The Tenth Symphony was not written on Mahler's deathbed, it was written at his new summer home, the same place where he had written the Ninth and Das Lied von der Erde. Nor was it sketched hastily, although it was written relatively quickly over the course of a few months (which was not necessarily unusual for Mahler, who tended to be able to work quickly once his inspiration started). The complicating factor is that it _was_ written during a time of great emotional crisis, with the latter three movements in particular apparently coming after the revelation of Alma's infidelity.

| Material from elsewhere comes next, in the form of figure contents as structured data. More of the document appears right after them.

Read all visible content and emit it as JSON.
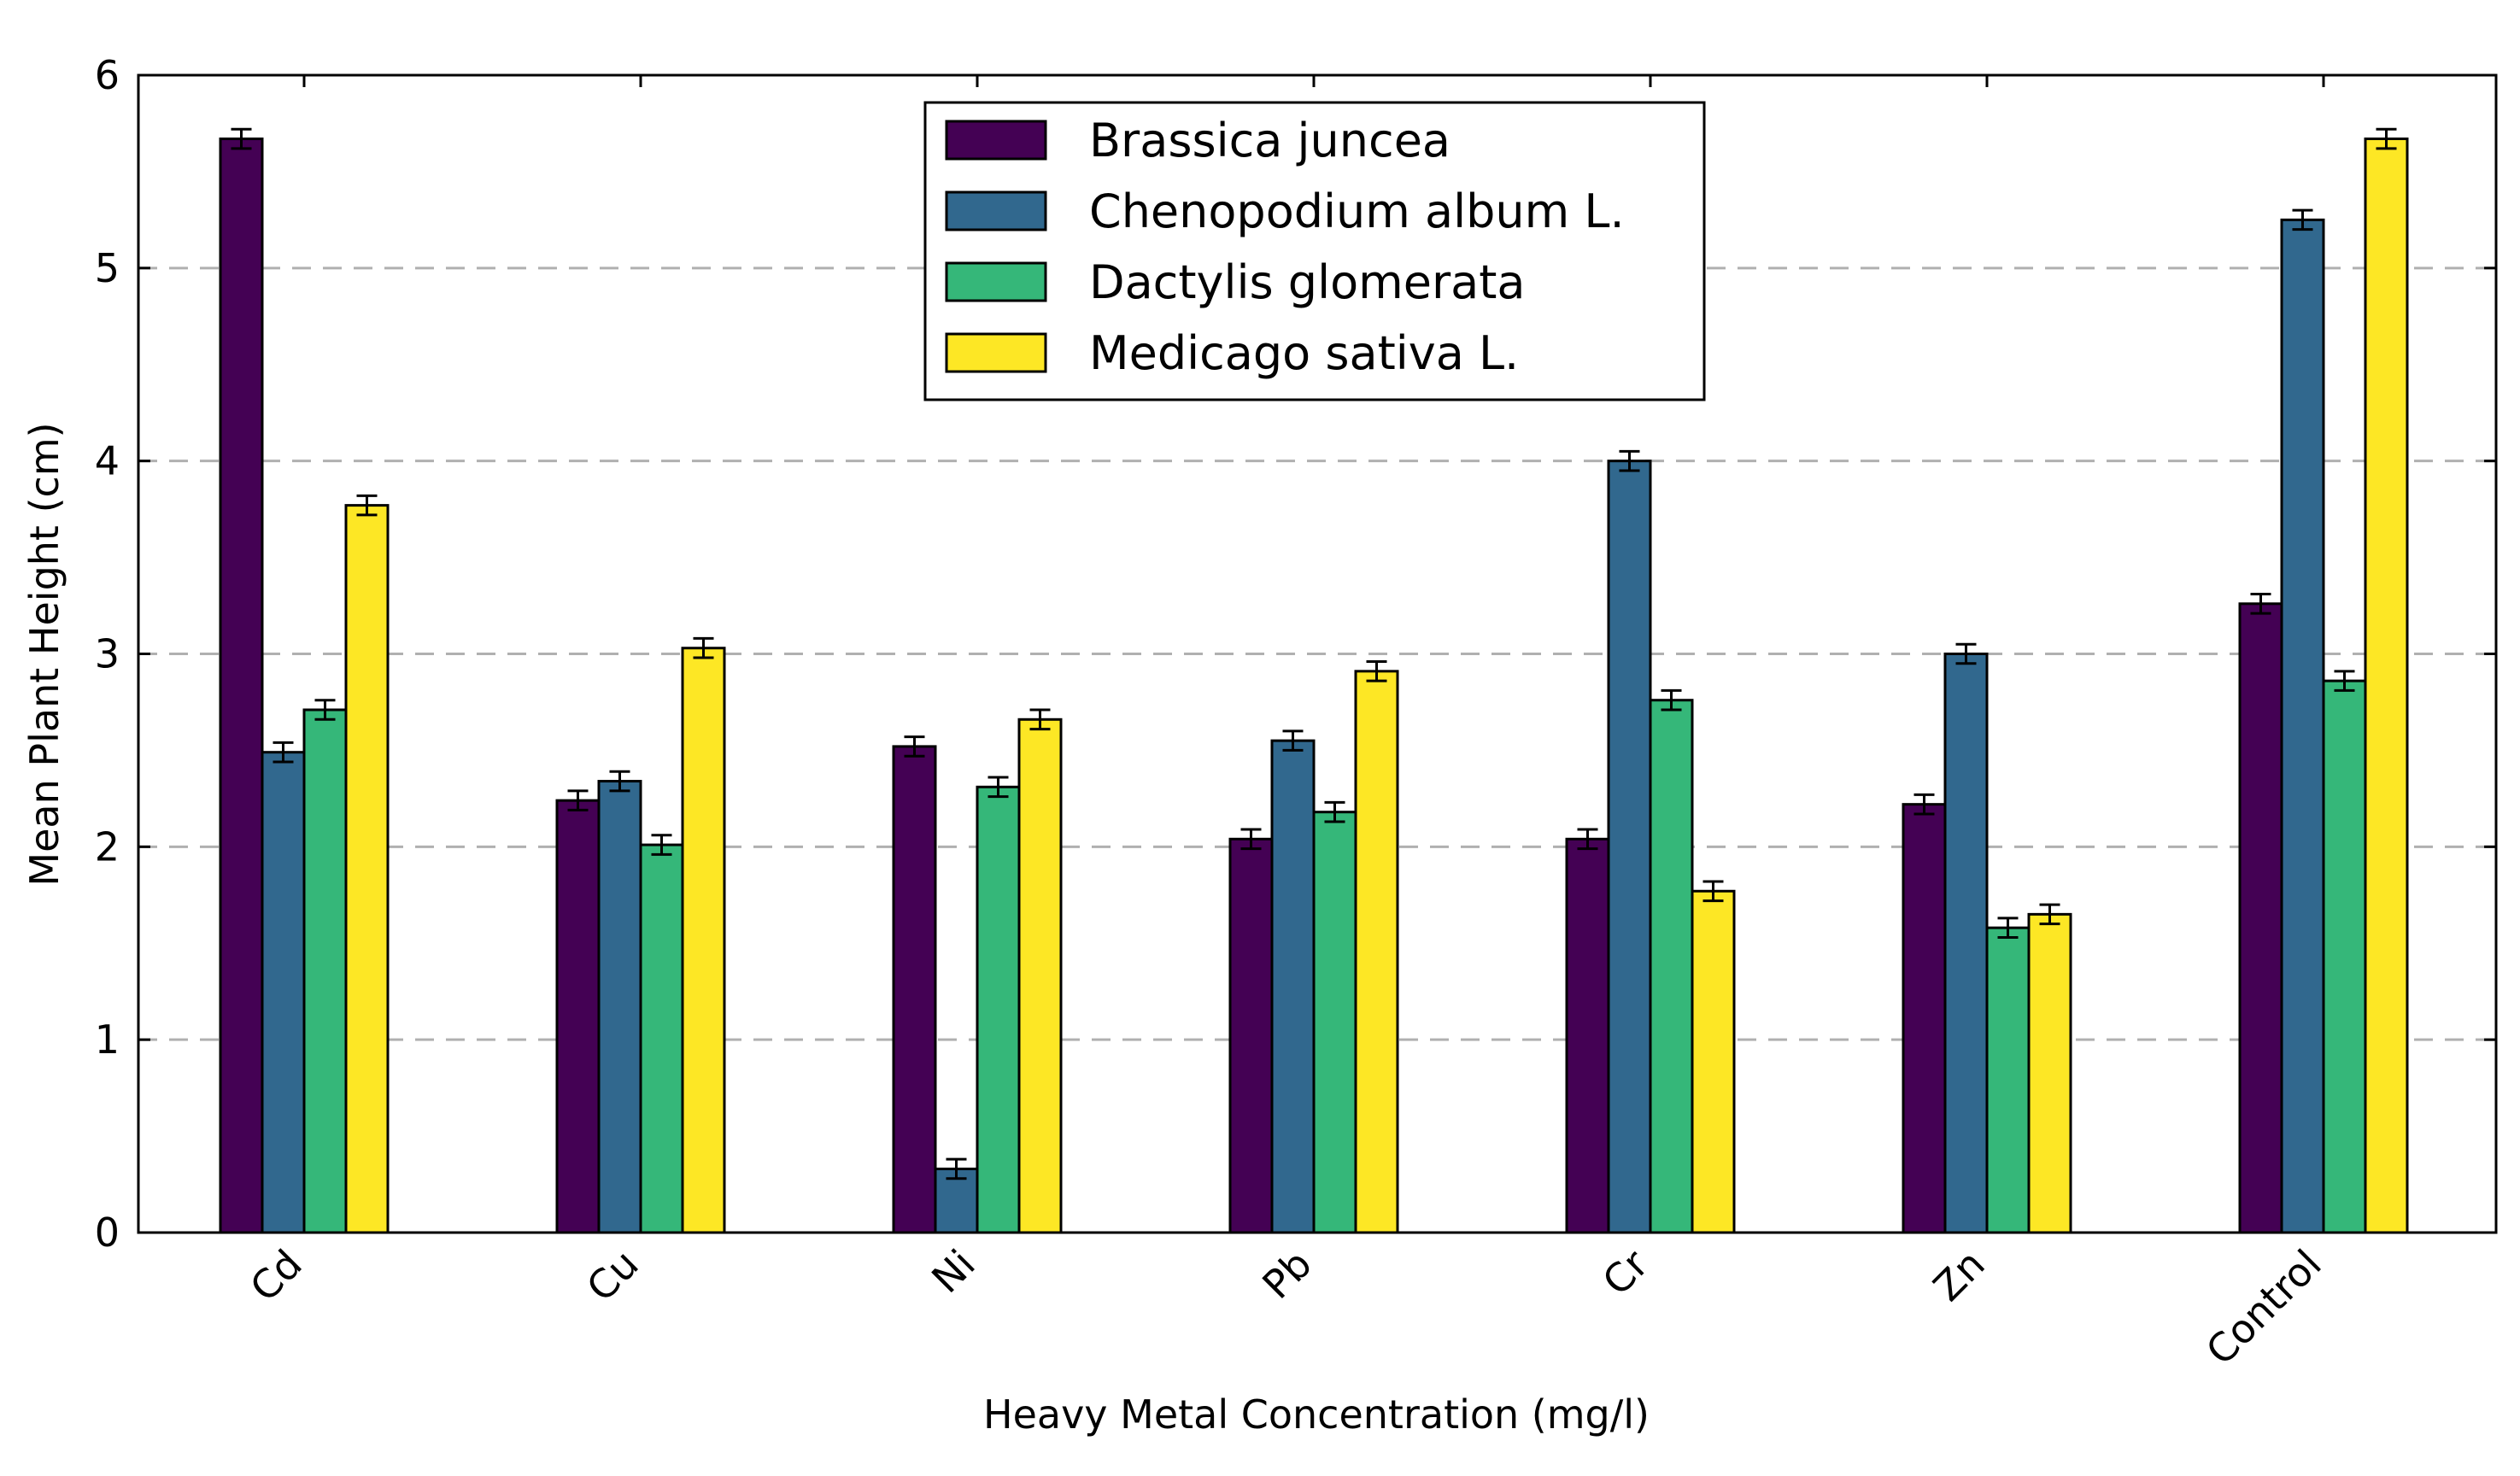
{
  "chart_data": {
    "type": "bar",
    "xlabel": "Heavy Metal Concentration (mg/l)",
    "ylabel": "Mean Plant Height (cm)",
    "ylim": [
      0,
      6
    ],
    "yticks": [
      "0",
      "1",
      "2",
      "3",
      "4",
      "5",
      "6"
    ],
    "grid": "horizontal dashed",
    "legend_position": "top-center",
    "categories": [
      "Cd",
      "Cu",
      "Ni",
      "Pb",
      "Cr",
      "Zn",
      "Control"
    ],
    "series": [
      {
        "name": "Brassica juncea",
        "color": "#440154",
        "values": [
          5.67,
          2.24,
          2.52,
          2.04,
          2.04,
          2.22,
          3.26
        ],
        "errors": [
          0.05,
          0.05,
          0.05,
          0.05,
          0.05,
          0.05,
          0.05
        ]
      },
      {
        "name": "Chenopodium album L.",
        "color": "#31688e",
        "values": [
          2.49,
          2.34,
          0.33,
          2.55,
          4.0,
          3.0,
          5.25
        ],
        "errors": [
          0.05,
          0.05,
          0.05,
          0.05,
          0.05,
          0.05,
          0.05
        ]
      },
      {
        "name": "Dactylis glomerata",
        "color": "#35b779",
        "values": [
          2.71,
          2.01,
          2.31,
          2.18,
          2.76,
          1.58,
          2.86
        ],
        "errors": [
          0.05,
          0.05,
          0.05,
          0.05,
          0.05,
          0.05,
          0.05
        ]
      },
      {
        "name": "Medicago sativa L.",
        "color": "#fde725",
        "values": [
          3.77,
          3.03,
          2.66,
          2.91,
          1.77,
          1.65,
          5.67
        ],
        "errors": [
          0.05,
          0.05,
          0.05,
          0.05,
          0.05,
          0.05,
          0.05
        ]
      }
    ]
  }
}
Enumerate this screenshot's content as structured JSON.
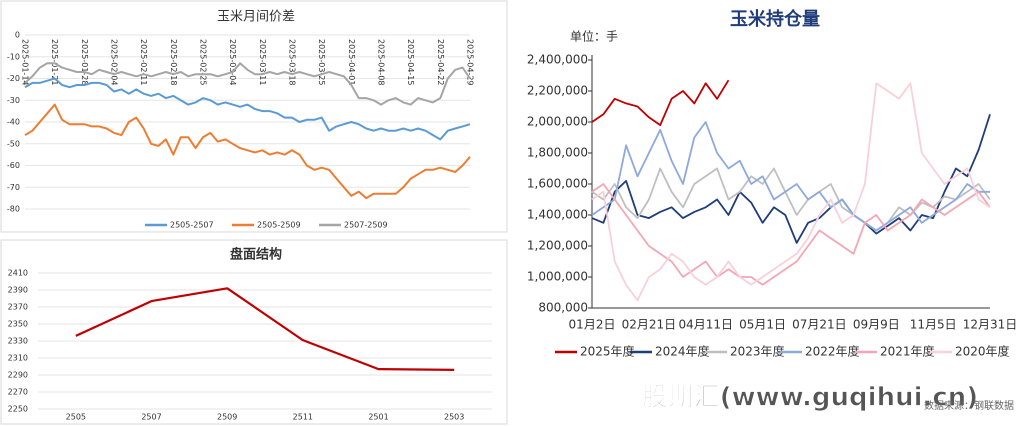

But after finishing his work on it for the summer and overcoming his crisis, he did not suddenly collapse and die, but rather went off to Munich to rehearse and conduct the premiere of the Eighth Symphony, then back to New York to conduct the Philharmonic's next season. It was the following March that he collapsed and degenerated slowly until his passing in May.

I would also take issue with the idea that the Tenth is a more optimistic work than the Ninth. To me, on the contrary, it seems far more afflicted than the earlier work.



SONNET CLV said:


> By the way, you'll learn that the Mahler Tenth has been completed by other composers, but there are also completions of the two pieces you list. The same goes for Schubert's two unfinished symphonies, the Seventh and the (famous _Unfinished_) Eighth.


The difference between Mahler's Tenth and these is that any completions of Schubert, Mozart, and Bach (Bruckner's Ninth, as well) require conjecture on the part of the editor extending to the structure of the composition itself, whereas Mahler's work is complete from start to finish.


----------



## Guest (Jun 22, 2014)

Wagner never even finished his 2nd symphony. Lazy sob.


----------